1. Passage à un modèle de financement moniste
Le choix du système de financement des hôpitaux a été considéré comme un élément-clef des travaux de révision. Le financement par un seul organisme payeur (système moniste) présenterait l'avantage de supprimer les distorsions de concurrence entre l'ambulatoire (financement uniquement par les primes) et l'hospitalier (co-financement par les fonds publics). Mais la question de savoir comment répartir les fonds publics qui devraient continuer à rentrer n'est pas résolue. On pourrait envisager un "pool gros risques", des réductions de primes ou un système de compensation des risques. En raison des questions encore en suspens, la commission renonce pour l'instant à changer de système, mais propose de compléter les dispositions transitoires par un alinéa 4 prévoyant la mise en place d'un système moniste dans les 5 ans à venir.

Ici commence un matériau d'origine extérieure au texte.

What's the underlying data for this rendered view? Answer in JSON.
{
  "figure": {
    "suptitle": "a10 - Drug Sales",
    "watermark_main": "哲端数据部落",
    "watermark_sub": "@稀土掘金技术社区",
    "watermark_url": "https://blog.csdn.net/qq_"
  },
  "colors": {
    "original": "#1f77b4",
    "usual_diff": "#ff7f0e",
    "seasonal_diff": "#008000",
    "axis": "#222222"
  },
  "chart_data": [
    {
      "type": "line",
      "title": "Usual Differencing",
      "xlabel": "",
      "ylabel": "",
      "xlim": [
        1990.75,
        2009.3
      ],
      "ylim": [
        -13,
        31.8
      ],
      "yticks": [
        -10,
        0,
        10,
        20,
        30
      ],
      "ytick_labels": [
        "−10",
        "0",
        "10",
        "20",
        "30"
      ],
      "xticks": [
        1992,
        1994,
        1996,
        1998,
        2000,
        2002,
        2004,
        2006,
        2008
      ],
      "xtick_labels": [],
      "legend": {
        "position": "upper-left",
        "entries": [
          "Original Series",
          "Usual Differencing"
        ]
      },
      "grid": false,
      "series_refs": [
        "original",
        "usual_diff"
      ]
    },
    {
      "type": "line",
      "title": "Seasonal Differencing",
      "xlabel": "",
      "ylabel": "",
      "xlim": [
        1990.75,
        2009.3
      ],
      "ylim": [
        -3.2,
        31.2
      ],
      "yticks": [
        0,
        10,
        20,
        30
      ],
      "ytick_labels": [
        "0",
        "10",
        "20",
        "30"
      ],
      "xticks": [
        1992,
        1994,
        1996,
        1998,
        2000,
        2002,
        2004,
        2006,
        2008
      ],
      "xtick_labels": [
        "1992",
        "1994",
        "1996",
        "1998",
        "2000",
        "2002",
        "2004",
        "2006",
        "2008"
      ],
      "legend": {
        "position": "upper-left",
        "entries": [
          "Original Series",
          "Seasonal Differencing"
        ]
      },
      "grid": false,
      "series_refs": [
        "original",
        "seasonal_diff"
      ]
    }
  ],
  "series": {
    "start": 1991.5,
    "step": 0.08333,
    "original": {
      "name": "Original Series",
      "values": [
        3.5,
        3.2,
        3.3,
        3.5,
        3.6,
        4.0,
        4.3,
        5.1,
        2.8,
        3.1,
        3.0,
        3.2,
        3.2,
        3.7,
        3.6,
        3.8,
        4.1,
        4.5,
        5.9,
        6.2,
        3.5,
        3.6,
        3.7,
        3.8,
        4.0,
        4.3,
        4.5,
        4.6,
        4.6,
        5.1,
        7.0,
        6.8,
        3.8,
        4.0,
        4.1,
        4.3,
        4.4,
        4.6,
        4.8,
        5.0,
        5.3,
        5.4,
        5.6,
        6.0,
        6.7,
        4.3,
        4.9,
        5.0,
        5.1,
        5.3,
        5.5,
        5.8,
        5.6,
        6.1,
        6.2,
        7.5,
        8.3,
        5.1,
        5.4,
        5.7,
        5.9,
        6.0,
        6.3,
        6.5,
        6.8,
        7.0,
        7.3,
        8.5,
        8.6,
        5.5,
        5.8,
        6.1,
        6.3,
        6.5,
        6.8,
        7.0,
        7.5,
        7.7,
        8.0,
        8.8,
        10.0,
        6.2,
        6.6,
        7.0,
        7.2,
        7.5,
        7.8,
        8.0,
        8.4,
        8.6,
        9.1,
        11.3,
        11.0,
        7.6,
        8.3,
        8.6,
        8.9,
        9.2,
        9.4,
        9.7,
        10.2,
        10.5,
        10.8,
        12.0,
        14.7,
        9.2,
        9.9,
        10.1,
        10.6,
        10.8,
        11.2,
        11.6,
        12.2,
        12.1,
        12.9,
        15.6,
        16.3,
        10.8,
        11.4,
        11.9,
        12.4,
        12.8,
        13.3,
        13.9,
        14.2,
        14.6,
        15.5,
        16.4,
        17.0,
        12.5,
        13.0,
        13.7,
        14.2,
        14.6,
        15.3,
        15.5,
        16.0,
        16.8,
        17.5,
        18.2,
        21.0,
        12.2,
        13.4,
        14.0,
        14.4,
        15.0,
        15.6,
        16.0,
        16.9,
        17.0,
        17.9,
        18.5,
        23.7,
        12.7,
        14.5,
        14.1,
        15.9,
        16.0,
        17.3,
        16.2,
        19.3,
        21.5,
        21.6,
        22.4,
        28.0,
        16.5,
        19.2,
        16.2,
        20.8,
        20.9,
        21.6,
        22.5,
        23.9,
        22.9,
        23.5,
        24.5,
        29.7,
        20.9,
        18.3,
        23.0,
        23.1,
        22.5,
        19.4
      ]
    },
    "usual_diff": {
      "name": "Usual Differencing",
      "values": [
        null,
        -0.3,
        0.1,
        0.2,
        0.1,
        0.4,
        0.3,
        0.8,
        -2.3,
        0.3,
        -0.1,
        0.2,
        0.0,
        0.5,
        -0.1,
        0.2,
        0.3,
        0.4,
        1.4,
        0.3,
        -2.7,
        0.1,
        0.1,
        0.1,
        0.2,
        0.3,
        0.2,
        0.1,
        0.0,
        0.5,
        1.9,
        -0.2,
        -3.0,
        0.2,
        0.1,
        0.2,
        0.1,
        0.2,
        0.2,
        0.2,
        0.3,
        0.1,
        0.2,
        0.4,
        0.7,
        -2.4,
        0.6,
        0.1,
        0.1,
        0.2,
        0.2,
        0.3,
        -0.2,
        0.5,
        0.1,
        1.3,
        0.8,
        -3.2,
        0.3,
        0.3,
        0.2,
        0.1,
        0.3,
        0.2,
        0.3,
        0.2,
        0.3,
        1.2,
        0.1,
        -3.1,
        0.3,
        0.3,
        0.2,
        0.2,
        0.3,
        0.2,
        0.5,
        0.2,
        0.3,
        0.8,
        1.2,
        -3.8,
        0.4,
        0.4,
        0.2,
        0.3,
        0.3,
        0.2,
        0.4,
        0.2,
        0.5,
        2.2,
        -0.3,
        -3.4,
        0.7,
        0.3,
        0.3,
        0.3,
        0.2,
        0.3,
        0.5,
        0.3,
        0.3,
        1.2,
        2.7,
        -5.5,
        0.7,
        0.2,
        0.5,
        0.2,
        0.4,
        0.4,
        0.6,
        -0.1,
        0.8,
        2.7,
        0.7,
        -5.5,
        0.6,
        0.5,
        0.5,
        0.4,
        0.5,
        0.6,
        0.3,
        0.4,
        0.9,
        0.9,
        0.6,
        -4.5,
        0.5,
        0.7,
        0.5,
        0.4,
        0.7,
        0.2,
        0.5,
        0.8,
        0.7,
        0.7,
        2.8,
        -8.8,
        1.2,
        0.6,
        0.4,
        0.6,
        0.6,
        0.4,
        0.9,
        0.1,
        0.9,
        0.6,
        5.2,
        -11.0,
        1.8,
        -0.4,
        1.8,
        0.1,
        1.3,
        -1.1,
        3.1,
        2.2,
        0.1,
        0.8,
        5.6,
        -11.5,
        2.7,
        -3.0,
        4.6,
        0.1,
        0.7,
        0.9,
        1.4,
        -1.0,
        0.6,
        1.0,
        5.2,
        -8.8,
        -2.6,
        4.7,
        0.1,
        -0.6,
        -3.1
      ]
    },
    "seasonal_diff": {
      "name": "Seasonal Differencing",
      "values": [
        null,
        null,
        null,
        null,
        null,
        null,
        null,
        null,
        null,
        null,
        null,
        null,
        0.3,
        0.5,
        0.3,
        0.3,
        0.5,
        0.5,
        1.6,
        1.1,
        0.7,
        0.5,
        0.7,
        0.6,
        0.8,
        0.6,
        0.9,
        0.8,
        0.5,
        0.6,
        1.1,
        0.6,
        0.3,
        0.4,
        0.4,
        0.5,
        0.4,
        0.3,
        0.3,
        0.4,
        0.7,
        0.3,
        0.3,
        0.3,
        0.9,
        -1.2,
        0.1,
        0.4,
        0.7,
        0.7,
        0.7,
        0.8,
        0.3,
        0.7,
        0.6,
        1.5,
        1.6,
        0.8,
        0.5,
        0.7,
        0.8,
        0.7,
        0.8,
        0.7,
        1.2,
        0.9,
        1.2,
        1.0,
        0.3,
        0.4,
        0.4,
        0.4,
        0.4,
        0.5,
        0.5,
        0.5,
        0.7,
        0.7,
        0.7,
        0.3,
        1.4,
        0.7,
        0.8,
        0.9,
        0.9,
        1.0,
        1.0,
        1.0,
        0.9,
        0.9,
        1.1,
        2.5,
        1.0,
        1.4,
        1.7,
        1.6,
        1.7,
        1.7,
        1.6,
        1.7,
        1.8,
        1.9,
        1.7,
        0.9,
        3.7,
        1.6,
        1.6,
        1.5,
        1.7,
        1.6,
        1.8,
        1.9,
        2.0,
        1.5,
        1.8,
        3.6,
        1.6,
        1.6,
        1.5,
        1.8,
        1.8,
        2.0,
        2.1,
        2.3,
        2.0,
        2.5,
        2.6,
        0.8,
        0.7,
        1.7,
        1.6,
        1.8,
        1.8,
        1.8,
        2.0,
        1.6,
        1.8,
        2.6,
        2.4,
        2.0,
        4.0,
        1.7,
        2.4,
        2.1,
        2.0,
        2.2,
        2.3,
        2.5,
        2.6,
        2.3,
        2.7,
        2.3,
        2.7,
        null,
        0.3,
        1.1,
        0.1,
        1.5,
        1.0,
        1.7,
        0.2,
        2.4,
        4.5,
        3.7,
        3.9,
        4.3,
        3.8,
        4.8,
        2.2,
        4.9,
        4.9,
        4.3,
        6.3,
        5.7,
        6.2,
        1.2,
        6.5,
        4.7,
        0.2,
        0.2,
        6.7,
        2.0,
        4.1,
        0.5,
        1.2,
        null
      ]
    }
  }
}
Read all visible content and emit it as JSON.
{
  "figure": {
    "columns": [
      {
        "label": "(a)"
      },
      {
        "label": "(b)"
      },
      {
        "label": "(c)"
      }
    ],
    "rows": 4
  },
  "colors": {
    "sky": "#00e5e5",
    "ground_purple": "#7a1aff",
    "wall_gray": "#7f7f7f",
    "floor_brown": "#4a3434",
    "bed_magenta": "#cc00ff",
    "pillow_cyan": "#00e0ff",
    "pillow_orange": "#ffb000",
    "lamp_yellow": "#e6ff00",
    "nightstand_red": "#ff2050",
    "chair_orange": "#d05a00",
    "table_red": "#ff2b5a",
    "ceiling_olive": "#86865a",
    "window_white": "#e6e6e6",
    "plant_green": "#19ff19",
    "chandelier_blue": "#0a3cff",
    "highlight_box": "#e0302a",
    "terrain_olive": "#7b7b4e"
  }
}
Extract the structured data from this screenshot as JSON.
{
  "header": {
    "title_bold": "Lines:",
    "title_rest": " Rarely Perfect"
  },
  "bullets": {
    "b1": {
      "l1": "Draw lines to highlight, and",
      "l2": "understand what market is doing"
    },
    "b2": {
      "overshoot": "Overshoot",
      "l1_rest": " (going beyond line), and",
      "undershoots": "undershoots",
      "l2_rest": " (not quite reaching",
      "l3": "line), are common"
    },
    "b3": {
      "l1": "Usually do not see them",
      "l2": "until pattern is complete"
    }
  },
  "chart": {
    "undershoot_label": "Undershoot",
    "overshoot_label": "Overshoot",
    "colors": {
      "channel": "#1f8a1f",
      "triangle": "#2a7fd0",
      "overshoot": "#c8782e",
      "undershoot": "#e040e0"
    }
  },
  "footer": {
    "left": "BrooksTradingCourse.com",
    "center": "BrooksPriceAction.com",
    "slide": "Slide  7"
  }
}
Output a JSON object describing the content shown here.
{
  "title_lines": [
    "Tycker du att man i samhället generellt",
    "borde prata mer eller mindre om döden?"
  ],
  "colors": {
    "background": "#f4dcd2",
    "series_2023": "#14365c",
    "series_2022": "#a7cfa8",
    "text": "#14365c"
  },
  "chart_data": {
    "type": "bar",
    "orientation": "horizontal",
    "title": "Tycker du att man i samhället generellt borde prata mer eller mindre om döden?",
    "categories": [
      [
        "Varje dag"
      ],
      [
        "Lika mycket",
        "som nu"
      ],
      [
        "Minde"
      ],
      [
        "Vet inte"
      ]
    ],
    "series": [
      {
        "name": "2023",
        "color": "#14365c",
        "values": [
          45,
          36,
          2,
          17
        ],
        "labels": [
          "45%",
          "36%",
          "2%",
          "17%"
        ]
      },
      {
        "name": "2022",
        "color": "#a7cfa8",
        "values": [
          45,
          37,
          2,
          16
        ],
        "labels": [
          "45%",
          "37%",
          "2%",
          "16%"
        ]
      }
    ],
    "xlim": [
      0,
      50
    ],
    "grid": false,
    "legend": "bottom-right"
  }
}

2. La planification hospitalière dans le système de financement dual
La commission est partie du principe que, dans un système dans lequel l'offre et la demande ne sont pas régulées sur le marché, certaines mesures de planification sont nécessaires. Les débats ont notamment porté sur la question de la planification dans le domaine des assurances complémentaires. S'écartant de l'avis du Conseil fédéral, la commission s'en est tenue au principe selon lequel la planification hospitalière dépend uniquement de la fourniture de prestations obligatoirement assurées selon la LAMal. Elle a défini ces prestations comme un "séjour à l'hôpital avec un service de base". Pour le reste, la commission s'aligne pour l'essentiel sur la proposition du Conseil fédéral visant à fixer les tarifs hospitaliers en fonction des prestations fournies. Le financement des prestations à charge de l'assurance-maladie obligatoire est arrêté selon une répartition à parts égales entre les cantons et les assureurs.
3. Suppression de la notion de "semi-hospitalier"
La commission propose de supprimer la notion de "semi-hospitalier", souvent source d'ambiguïtés. Selon une nouvelle définition légale, est réputé hospitalier un traitement qui dure au moins 24 heures ou qui exige que le patient passe au moins une nuit à l'hôpital.
4. Réduction de primes
La commission s'est prononcée en faveur de l'introduction d'un "objectif social", matérialisé par l'introduction d'un plafonnement de la charge des primes à 8% du revenu du ménage. Il s'agit là en quelque sorte d'un contre-projet indirect à l'initiative populaire du PS intitulée "La santé à un prix abordable" (00.046 n). Le critère de mesure qui a été retenu est le revenu pur selon l'impôt fédéral direct. Les cantons sont tenus de mettre à disposition systématiquement les fonds manquants après avoir reçu les subsides fédéraux pour que cet objectif soit atteint, mais disposent d'un délai transitoire de trois ans.
5. Suppression de l'obligation de contracter
Le message contient un modèle de suppression de l'obligation de contracter dans le domaine ambulatoire que le Conseil fédéral ne recommande cependant pas. La commission a repris ce modèle et l'a introduit dans le projet. Elle propose en outre une disposition permettant aux cantons de fixer le nombre minimum de fournisseurs de prestations avec lesquels les assureurs doivent conclure une convention, de manière à garantir la prise en charge médicale des malades et la liberté de choix des patients. La commission discutera de manière approfondie le 13 août 2001 des dispositions transitoires et des cas de rigueur.